Database Sequences

API Server handles database Primary Key Generation automatically.  You can also create your own keys that utilize Database Sequences, as described on this page.

The Database Sequences API project sample illustrates how to manage sequences, generated by both code and by the database. 

You can download the artifacts from the attached GENNEDKEY.zip file.

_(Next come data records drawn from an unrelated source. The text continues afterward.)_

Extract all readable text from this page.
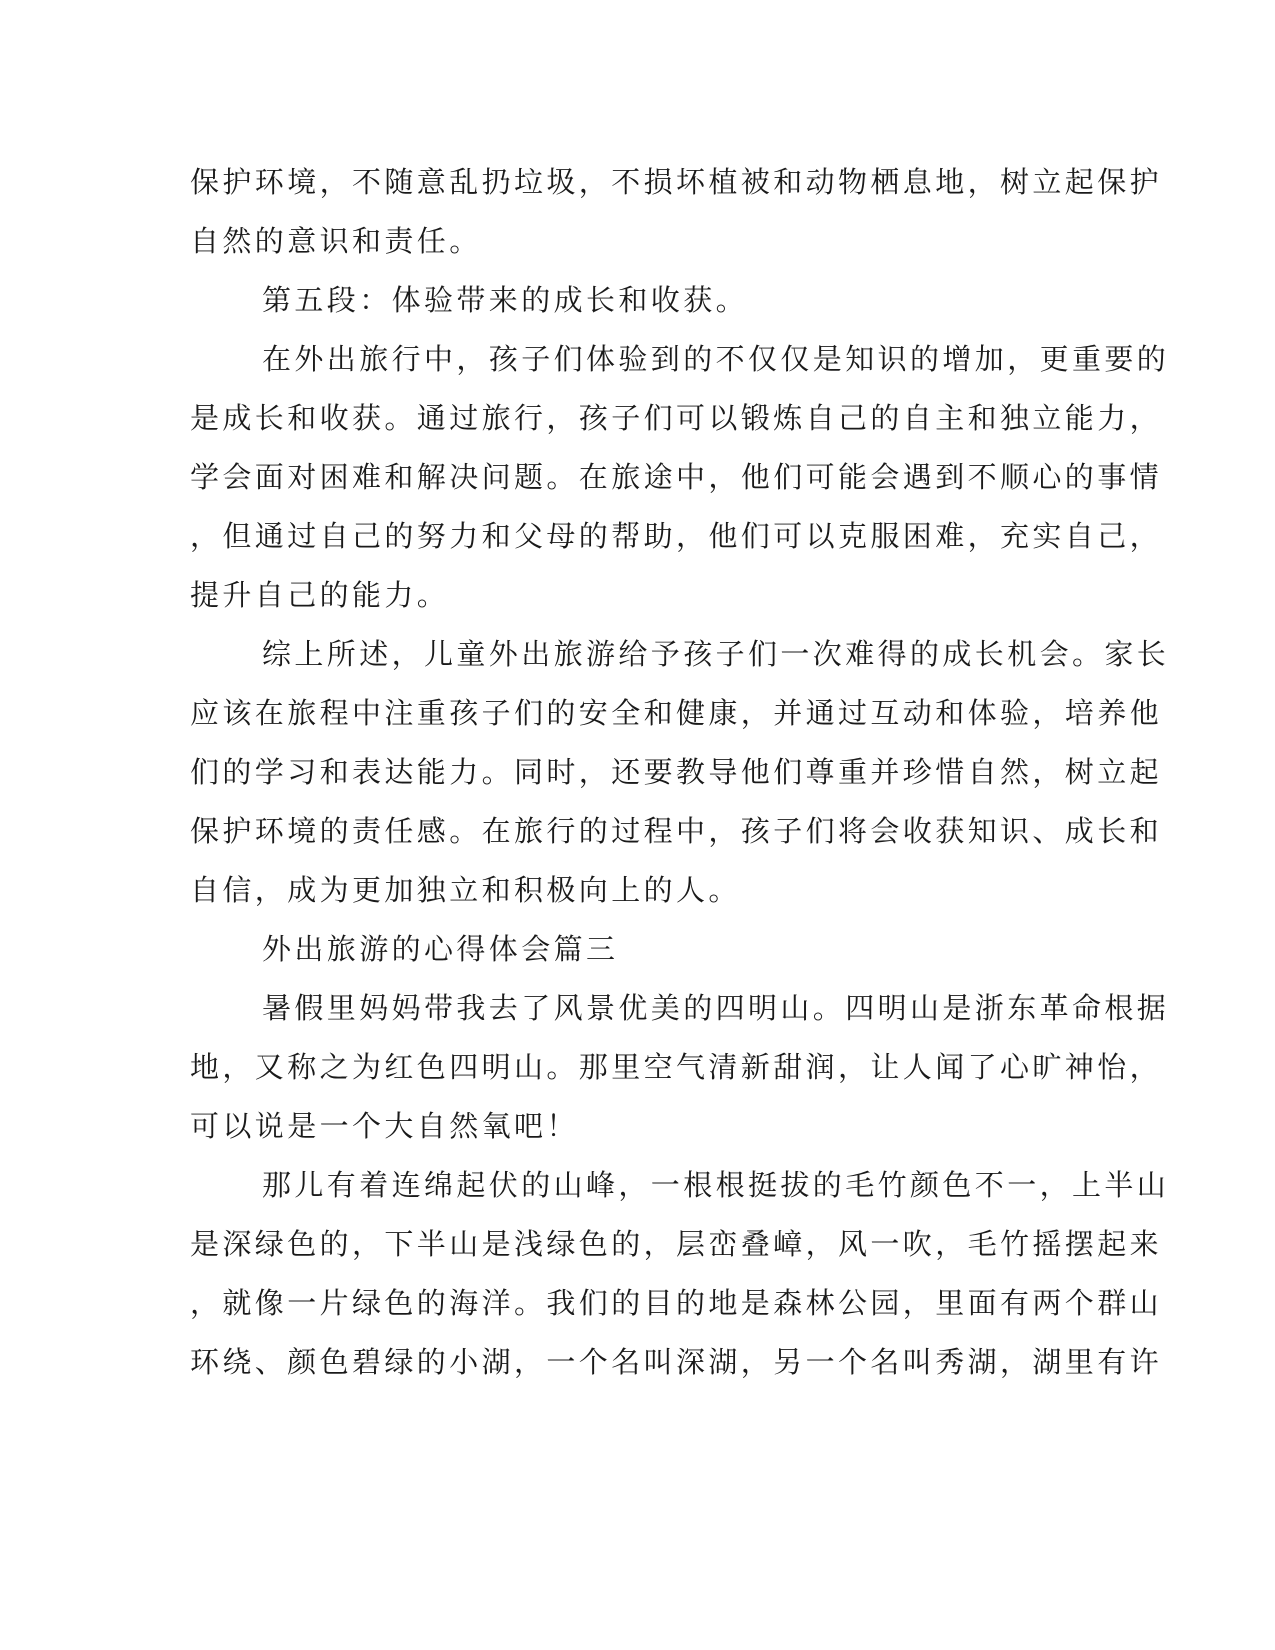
保护环境，不随意乱扔垃圾，不损坏植被和动物栖息地，树立起保护

自然的意识和责任。

第五段：体验带来的成长和收获。

在外出旅行中，孩子们体验到的不仅仅是知识的增加，更重要的

是成长和收获。通过旅行，孩子们可以锻炼自己的自主和独立能力，

学会面对困难和解决问题。在旅途中，他们可能会遇到不顺心的事情

，但通过自己的努力和父母的帮助，他们可以克服困难，充实自己，

提升自己的能力。

综上所述，儿童外出旅游给予孩子们一次难得的成长机会。家长

应该在旅程中注重孩子们的安全和健康，并通过互动和体验，培养他

们的学习和表达能力。同时，还要教导他们尊重并珍惜自然，树立起

保护环境的责任感。在旅行的过程中，孩子们将会收获知识、成长和

自信，成为更加独立和积极向上的人。

外出旅游的心得体会篇三

暑假里妈妈带我去了风景优美的四明山。四明山是浙东革命根据

地，又称之为红色四明山。那里空气清新甜润，让人闻了心旷神怡，

可以说是一个大自然氧吧！

那儿有着连绵起伏的山峰，一根根挺拔的毛竹颜色不一，上半山

是深绿色的，下半山是浅绿色的，层峦叠嶂，风一吹，毛竹摇摆起来

，就像一片绿色的海洋。我们的目的地是森林公园，里面有两个群山

环绕、颜色碧绿的小湖，一个名叫深湖，另一个名叫秀湖，湖里有许
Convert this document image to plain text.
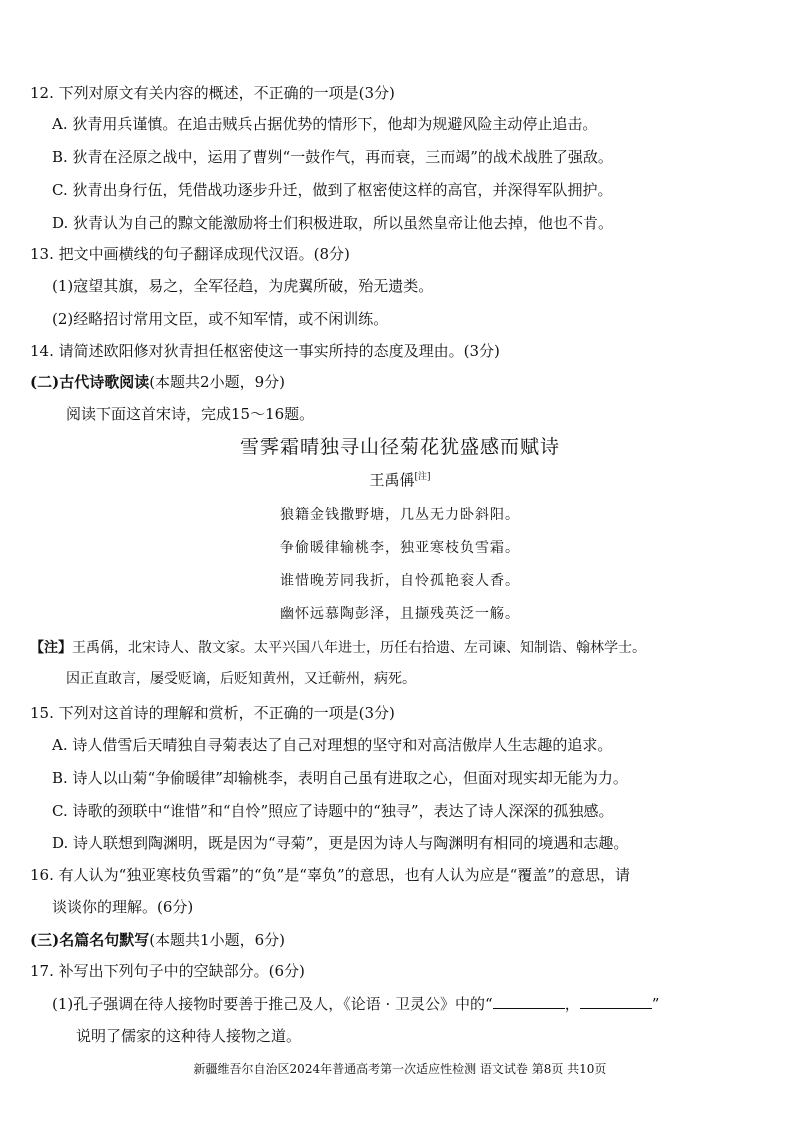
12. 下列对原文有关内容的概述，不正确的一项是(3分)
A. 狄青用兵谨慎。在追击贼兵占据优势的情形下，他却为规避风险主动停止追击。
B. 狄青在泾原之战中，运用了曹刿“一鼓作气，再而衰，三而竭”的战术战胜了强敌。
C. 狄青出身行伍，凭借战功逐步升迁，做到了枢密使这样的高官，并深得军队拥护。
D. 狄青认为自己的黥文能激励将士们积极进取，所以虽然皇帝让他去掉，他也不肯。
13. 把文中画横线的句子翻译成现代汉语。(8分)
(1)寇望其旗，易之，全军径趋，为虎翼所破，殆无遗类。
(2)经略招讨常用文臣，或不知军情，或不闲训练。
14. 请简述欧阳修对狄青担任枢密使这一事实所持的态度及理由。(3分)
(二)古代诗歌阅读(本题共2小题，9分)
阅读下面这首宋诗，完成15～16题。
雪霁霜晴独寻山径菊花犹盛感而赋诗
王禹偁[注]
狼籍金钱撒野塘，几丛无力卧斜阳。
争偷暖律输桃李，独亚寒枝负雪霜。
谁惜晚芳同我折，自怜孤艳衮人香。
幽怀远慕陶彭泽，且撷残英泛一觞。
【注】王禹偁，北宋诗人、散文家。太平兴国八年进士，历任右拾遗、左司谏、知制诰、翰林学士。
因正直敢言，屡受贬谪，后贬知黄州，又迁蕲州，病死。
15. 下列对这首诗的理解和赏析，不正确的一项是(3分)
A. 诗人借雪后天晴独自寻菊表达了自己对理想的坚守和对高洁傲岸人生志趣的追求。
B. 诗人以山菊“争偷暖律”却输桃李，表明自己虽有进取之心，但面对现实却无能为力。
C. 诗歌的颈联中“谁惜”和“自怜”照应了诗题中的“独寻”，表达了诗人深深的孤独感。
D. 诗人联想到陶渊明，既是因为“寻菊”，更是因为诗人与陶渊明有相同的境遇和志趣。
16. 有人认为“独亚寒枝负雪霜”的“负”是“辜负”的意思，也有人认为应是“覆盖”的意思，请
谈谈你的理解。(6分)
(三)名篇名句默写(本题共1小题，6分)
17. 补写出下列句子中的空缺部分。(6分)
(1)孔子强调在待人接物时要善于推己及人，《论语 · 卫灵公》中的“	，	”
说明了儒家的这种待人接物之道。
新疆维吾尔自治区2024年普通高考第一次适应性检测 语文试卷 第8页 共10页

This sample API project illustrates:
  • How to acquire a database connection.
  • How to control the generation of primary keys.

Requirements

Referring to following diagram:
  • The parent table has a key we want to generate with values like "Row: 1", "Row 2", etc.
  • The primary key of the child is a (more common) database-generated key, using Oracle sequences.

Sample Database

Early Event

The Early Event uses an Oracle Sequence MYSEQUENCE to compute the primary key, as shown in the following image:

Compute the Child Primary Key using Oracle Sequences

To compute the Child Primary Key, sequences are defined, as shown in the following image:
Test

Use the Command Line Interface (CLI) to post data to a resource with join. The following occurs:

  1. The system creates the parent. This causes the Early Event to compute the Primary Key.
  2. The system inserts each child. Their Foreign Key is set to the Primary key.
#! /bin/bash
#login to 2 different servers (For WAR change to localhost:8080/APIServer)
lac login -u demo -p Password1 http://localhost:8080/rest/default/seq/v1 -a seqAPI
lac use seqAPI

#Post data to a resource with join
lac post main:GENNEDKEY_MINE_PARENT -j '{ "MYGENKEY": "??", "COMMENTS": "This is the parent row" }'

The attached GENNEDKEY.zip file contains an sh script that inserts a parent/child set.

Cascade Add

Consider a resource joining Parent and Child.  Resources support Cascade Add: the ability to Post a Parent and set of children in the same request.  This is bit challenging, since the client cannot pre-supply these Foreign Keys.  

For database generated Primary Keys, API Server automatically inserts values into Child Foreign Keys. This behavior works whether you are using (declarative) database sequences, or triggers.

However, Cascade add does not work for primary keys generated using Early Events. This is because the physical insert actually occurs prior to rule processing, so the (subsequent) Early Event results in update. This fails to cascade properly.

If you require such functionality, either use a database trigger, or two transactions.